The CST-100 Starliner, with two astronauts aboard, lifted off from the Cape Canaveral Space Force Station in Florida, strapped to an Atlas V rocket furnished and flown by the Boeing-Lockheed Martin joint venture United Launch Alliance (ULA).
The gumdrop-shaped capsule and its crew were headed for a rendezvous with the International Space Station (ISS), two years after the Starliner completed its first test voyage to the orbital laboratory without astronauts aboard. Docking maneuvers with crew will pose another test for Starliner, followed roughly a week later by the test of returning to Earth.
Boeing intends for Starliner to compete with SpaceX's Crew Dragon capsule, which since 2020 has been NASA's only vehicle for sending ISS crew members to orbit from US soil.
Last-minute issues had nixed the Starliner's first two crewed launch attempts. A May 6 countdown was halted two hours before liftoff over three issues that required weeks of extra scrutiny.

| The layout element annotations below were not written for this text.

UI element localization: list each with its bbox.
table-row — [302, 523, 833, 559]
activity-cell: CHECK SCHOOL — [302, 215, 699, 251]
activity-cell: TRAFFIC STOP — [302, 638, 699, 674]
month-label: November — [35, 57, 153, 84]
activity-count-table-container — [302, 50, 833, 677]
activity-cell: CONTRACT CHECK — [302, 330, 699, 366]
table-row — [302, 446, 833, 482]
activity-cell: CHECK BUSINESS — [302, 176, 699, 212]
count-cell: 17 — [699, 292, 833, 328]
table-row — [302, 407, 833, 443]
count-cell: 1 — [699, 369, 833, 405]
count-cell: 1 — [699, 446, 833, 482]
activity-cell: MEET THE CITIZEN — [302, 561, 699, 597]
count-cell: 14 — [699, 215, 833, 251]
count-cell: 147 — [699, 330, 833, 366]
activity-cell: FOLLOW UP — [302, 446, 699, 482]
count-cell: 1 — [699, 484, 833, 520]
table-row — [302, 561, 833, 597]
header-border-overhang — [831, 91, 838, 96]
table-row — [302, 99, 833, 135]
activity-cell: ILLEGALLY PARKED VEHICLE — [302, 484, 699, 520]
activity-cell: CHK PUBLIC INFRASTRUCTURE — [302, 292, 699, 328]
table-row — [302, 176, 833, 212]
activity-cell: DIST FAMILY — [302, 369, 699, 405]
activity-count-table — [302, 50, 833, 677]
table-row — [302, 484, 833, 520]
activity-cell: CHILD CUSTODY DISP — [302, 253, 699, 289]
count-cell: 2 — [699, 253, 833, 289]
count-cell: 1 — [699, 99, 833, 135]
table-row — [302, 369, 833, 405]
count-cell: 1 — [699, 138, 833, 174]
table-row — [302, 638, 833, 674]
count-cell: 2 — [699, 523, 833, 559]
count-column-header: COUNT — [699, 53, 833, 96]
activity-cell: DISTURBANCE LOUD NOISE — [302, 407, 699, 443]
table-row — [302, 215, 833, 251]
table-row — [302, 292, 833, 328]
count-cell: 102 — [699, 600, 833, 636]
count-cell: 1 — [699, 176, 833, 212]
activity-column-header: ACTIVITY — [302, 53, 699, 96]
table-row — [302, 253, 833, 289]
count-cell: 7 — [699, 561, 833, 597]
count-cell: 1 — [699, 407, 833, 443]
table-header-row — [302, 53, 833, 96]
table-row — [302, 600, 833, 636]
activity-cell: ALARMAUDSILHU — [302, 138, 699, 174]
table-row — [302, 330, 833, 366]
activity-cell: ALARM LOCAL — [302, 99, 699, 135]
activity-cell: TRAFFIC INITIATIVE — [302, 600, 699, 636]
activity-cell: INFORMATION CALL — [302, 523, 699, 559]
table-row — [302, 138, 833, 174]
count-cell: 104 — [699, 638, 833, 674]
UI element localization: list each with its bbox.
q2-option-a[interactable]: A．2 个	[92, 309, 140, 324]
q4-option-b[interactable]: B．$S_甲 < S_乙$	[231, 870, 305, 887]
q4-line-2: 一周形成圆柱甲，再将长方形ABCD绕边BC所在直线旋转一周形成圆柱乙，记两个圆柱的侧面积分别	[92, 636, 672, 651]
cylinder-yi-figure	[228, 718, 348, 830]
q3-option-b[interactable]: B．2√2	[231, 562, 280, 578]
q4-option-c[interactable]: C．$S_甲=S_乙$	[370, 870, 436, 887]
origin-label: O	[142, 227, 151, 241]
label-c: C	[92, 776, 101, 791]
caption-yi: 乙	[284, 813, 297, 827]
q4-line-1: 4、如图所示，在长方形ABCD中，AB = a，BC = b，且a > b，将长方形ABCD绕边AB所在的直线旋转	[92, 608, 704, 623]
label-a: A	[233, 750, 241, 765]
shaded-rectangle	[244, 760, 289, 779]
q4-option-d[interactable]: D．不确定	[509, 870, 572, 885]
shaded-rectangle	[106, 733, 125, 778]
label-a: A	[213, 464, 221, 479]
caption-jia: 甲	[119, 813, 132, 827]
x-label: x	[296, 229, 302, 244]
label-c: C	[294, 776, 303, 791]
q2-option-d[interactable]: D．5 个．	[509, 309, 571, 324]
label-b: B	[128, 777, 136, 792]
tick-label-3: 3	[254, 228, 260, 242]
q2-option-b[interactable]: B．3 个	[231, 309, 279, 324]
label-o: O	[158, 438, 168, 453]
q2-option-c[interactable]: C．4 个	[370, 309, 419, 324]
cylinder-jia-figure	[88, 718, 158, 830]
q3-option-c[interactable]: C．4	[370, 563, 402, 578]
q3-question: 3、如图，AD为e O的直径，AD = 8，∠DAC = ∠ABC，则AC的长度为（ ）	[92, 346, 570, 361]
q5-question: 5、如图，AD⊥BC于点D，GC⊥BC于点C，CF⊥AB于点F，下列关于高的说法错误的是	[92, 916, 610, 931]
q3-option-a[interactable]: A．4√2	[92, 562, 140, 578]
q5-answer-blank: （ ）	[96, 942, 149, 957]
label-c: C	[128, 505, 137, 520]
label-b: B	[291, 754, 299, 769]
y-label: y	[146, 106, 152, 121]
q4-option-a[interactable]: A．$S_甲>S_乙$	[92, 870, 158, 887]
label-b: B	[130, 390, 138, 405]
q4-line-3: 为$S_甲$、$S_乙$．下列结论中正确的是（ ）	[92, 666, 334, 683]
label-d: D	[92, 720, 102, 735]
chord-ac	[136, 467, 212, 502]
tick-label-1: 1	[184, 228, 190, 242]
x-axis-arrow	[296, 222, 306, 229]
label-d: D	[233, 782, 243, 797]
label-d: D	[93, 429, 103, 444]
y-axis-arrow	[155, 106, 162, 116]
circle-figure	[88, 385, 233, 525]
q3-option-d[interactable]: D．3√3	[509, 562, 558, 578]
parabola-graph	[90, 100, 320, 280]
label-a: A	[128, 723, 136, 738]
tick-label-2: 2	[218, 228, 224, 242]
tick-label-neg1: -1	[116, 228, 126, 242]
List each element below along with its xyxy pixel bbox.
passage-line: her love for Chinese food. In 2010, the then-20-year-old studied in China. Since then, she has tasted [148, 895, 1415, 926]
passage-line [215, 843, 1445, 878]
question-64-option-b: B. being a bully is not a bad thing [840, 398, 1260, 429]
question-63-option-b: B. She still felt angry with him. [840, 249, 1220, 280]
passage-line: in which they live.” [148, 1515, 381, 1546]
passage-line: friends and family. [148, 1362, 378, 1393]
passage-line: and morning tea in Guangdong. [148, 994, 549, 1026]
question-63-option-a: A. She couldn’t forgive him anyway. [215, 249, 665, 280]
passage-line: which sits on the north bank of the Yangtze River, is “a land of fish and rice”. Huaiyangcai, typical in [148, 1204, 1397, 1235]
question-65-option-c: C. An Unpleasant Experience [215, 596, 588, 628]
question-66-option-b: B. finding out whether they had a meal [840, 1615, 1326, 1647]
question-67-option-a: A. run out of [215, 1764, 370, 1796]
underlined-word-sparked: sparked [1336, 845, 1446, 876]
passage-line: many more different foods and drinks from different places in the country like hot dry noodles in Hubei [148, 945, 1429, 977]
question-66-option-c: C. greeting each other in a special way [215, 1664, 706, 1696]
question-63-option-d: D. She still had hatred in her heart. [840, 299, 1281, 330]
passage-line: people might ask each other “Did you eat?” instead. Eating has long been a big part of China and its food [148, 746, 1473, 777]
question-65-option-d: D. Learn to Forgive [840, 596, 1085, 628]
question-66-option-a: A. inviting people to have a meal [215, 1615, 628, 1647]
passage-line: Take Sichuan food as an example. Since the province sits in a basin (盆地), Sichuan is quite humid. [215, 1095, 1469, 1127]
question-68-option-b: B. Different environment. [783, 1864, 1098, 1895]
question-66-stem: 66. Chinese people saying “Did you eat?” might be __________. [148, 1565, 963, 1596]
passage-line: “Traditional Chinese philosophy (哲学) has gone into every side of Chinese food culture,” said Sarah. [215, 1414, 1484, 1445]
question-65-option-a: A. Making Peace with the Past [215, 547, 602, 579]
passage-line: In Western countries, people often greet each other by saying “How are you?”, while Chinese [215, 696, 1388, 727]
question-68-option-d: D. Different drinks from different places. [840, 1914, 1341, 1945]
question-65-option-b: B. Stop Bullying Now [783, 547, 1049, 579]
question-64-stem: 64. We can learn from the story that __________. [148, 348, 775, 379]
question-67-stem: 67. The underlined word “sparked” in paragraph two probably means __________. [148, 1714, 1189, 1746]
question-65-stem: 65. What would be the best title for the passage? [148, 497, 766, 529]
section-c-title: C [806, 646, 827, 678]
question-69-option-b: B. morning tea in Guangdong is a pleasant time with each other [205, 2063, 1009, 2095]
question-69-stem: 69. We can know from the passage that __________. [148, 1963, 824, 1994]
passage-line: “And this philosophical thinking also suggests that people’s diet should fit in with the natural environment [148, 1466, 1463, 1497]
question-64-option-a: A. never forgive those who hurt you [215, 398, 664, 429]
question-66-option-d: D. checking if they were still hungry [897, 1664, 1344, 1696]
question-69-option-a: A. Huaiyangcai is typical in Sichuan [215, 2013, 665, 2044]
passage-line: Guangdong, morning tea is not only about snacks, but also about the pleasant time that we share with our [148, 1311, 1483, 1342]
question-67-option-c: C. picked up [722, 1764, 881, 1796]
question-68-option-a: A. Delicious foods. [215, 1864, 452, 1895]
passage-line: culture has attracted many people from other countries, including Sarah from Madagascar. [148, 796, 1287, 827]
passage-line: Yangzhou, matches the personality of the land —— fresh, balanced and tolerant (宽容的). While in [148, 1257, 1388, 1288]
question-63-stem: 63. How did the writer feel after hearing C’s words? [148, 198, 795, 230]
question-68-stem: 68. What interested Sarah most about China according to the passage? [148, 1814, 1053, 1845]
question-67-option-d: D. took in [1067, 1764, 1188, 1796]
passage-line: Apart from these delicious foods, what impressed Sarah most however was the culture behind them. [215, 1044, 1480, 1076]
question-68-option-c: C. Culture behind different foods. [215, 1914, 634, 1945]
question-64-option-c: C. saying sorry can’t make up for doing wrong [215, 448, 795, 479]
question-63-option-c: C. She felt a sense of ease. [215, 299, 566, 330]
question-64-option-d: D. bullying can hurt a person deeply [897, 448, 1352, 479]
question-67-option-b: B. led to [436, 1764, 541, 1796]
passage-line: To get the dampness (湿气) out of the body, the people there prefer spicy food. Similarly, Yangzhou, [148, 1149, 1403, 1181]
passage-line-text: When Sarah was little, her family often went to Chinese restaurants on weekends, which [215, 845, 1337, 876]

Another try last Saturday was halted less than four minutes before liftoff because of a glitch with a launchpad computer.
On Wednesday, the Atlas V's engines thundered to life in flaming clouds of exhaust and coolant-water vapor as the spacecraft roared off its launch pad into the sky from Florida's Atlantic Coast.
The single-engine Atlas V upper stage was expected to separate from the rocket's lower section about four minutes into flight and carry the Starliner farther into space, where it was due to separate from the upper stage about 15 minutes later.
The inaugural crew for the seven-seat Starliner includes two veteran NASA astronauts: Barry "Butch" Wilmore, 61, a retired US Navy captain and fighter pilot, and Sunita "Suni" Williams, 58, a former Navy helicopter test pilot with experience flying more than 30 different aircraft.